Get out 2 of your finest cans of San Marzano whole plum tomatoes, 1 pound of chuck, 1 pork chop, a quarter pound of uncured pancetta (diced), one onion, 3 cloves of garlic, 2 carrots, 2 inside stalks of celery, 1 bay leaf, 1 sprig of rosemary and a sprig of parsley, and a fine red wine. (You can fight me on this)
Season your pork chop (I buy organic) with salt on both sides, and sear off on both sides, in the best olive oil you can find. Set it to the side. Finely dice all of the vegetables, (leave the garlic whole and get it a little golden first before adding the other stuff) give a spill of olive oil to the pan, and saute them over a low to medium heat with a good pinch of salt, the rosemary, parsley and bay leaf, until they are tender, and beginning to caramelize and so good they move you when you give them a taste. Don’t abandon these vegetables when you are cooking them. Stay right there by the stove and squish the tomatoes, roll out some pasta, but don’t leave the vegetables. Add the pancetta, and continue to stir until the pancetta starts to crisp. Add the ground chuck. Season a with a little salt. Cook slowly until the meat is completely cooked through. Drain in a fine sieve. Get it all back in the pan, and add a half cup of white wine. Let it reduce nearly completely. Add a cup of homemade stock. Let it reduce nearly completely. Add your squished tomatoes. Add the pork chop, and let it go for about 20 until just cooked through and then remove (if you want, you could always sear and braise 2 chops instead of one for a second course). Let the sauce simmer for 1 1/2 to 2 hours. If you like, you can add another stalk of rosemary for a little while (taste to see when it should come out) or another spill of wine, just be sure to let it reduce.
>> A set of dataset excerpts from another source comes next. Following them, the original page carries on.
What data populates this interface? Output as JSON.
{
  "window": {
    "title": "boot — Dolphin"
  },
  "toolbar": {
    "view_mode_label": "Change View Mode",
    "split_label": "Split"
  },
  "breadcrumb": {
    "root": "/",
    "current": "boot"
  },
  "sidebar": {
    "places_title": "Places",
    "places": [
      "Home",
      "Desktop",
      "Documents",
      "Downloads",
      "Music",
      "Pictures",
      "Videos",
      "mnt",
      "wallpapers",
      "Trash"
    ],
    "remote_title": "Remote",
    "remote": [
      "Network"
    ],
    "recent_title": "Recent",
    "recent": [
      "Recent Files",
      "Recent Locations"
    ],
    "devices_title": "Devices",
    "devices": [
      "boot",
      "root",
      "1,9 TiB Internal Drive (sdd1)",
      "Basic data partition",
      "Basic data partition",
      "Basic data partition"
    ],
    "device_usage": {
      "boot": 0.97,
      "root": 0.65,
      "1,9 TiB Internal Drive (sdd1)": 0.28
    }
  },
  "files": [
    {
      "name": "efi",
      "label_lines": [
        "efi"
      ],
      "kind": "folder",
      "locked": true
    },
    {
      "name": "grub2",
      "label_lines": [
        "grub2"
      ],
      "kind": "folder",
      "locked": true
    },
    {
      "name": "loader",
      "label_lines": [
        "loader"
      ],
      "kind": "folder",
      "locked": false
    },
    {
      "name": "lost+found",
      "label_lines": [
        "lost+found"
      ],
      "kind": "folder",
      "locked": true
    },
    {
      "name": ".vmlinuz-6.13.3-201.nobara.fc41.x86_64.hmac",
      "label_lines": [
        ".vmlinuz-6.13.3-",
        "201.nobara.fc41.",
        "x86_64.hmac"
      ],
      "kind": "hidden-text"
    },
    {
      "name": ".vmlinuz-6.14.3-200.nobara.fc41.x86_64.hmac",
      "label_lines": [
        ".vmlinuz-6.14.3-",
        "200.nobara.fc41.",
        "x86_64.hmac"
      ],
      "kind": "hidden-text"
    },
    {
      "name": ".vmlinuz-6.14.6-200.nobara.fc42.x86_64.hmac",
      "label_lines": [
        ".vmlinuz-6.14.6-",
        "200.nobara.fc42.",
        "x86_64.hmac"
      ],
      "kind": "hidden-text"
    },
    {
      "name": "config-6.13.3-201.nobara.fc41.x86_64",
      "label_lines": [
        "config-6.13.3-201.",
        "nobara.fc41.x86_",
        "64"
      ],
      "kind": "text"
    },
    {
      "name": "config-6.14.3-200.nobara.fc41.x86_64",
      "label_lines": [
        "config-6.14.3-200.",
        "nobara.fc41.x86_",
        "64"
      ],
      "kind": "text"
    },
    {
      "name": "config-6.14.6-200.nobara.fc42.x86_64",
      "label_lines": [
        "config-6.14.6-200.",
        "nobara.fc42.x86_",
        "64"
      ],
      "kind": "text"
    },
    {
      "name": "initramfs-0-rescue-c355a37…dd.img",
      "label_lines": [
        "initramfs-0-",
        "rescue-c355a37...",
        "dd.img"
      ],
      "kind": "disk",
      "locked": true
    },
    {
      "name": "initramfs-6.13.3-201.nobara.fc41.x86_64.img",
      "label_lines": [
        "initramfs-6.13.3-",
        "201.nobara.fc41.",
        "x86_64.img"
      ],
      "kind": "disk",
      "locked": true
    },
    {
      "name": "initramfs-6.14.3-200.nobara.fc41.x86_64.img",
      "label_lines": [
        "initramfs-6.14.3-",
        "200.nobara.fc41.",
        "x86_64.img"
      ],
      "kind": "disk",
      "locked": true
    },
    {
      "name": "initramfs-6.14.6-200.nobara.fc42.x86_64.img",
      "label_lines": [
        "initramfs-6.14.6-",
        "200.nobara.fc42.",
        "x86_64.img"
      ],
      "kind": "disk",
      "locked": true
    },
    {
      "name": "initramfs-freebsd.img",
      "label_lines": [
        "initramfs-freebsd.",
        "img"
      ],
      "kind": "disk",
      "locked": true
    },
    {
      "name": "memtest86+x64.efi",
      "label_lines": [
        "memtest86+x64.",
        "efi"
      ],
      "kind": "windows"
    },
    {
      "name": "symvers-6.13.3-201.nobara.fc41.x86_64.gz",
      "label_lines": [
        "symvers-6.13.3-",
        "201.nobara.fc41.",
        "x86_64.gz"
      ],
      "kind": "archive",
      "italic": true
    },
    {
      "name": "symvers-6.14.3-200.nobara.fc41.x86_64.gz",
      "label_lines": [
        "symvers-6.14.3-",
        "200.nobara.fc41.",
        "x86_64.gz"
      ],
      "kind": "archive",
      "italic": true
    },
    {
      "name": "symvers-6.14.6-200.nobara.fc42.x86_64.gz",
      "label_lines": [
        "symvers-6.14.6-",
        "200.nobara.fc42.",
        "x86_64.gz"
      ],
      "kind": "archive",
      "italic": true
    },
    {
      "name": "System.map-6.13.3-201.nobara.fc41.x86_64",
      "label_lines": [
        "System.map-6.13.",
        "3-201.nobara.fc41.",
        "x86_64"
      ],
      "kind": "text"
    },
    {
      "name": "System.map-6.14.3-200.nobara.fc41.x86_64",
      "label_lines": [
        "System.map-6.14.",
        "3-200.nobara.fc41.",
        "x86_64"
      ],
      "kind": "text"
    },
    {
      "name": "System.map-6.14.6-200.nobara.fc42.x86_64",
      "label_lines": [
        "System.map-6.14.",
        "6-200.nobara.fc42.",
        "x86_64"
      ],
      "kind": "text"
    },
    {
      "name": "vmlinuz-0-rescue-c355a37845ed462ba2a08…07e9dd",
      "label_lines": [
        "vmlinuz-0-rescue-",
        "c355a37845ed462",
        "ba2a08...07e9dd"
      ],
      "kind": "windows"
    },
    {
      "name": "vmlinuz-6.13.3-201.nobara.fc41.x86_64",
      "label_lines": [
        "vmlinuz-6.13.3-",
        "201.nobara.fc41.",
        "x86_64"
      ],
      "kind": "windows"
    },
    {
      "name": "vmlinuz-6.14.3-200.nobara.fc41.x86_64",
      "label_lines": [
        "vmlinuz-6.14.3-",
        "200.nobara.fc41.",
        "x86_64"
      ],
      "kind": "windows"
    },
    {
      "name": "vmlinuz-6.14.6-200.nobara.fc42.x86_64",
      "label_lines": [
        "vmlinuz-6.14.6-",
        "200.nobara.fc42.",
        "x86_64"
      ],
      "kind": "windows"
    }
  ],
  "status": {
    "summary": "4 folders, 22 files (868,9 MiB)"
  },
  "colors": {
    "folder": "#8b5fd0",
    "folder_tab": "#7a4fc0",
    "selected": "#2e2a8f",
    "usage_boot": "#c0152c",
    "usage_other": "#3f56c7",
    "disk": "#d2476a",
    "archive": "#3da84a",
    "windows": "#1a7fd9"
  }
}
When you feel it’s good to go–and the taste will tell you–cook your pasta until right before al dente in rapidly boiling, salted water. Drain, reserve a little of the pasta water, get the pasta back in the pot, and ladle in enough sauce to cover. Finish cooking the pasta in the sauce for about another minute. Add a little spoonful of the reserved water if you need to smooth it out. Add a good hanful of Parmigiano Reggiano and serve immediately. People should be at the table, ready to hug you.

You can sear and stir and serve it up, but if that’s all you do, it will never taste like a sauce that you have given your heart to–give it up when you cook and love your sauce.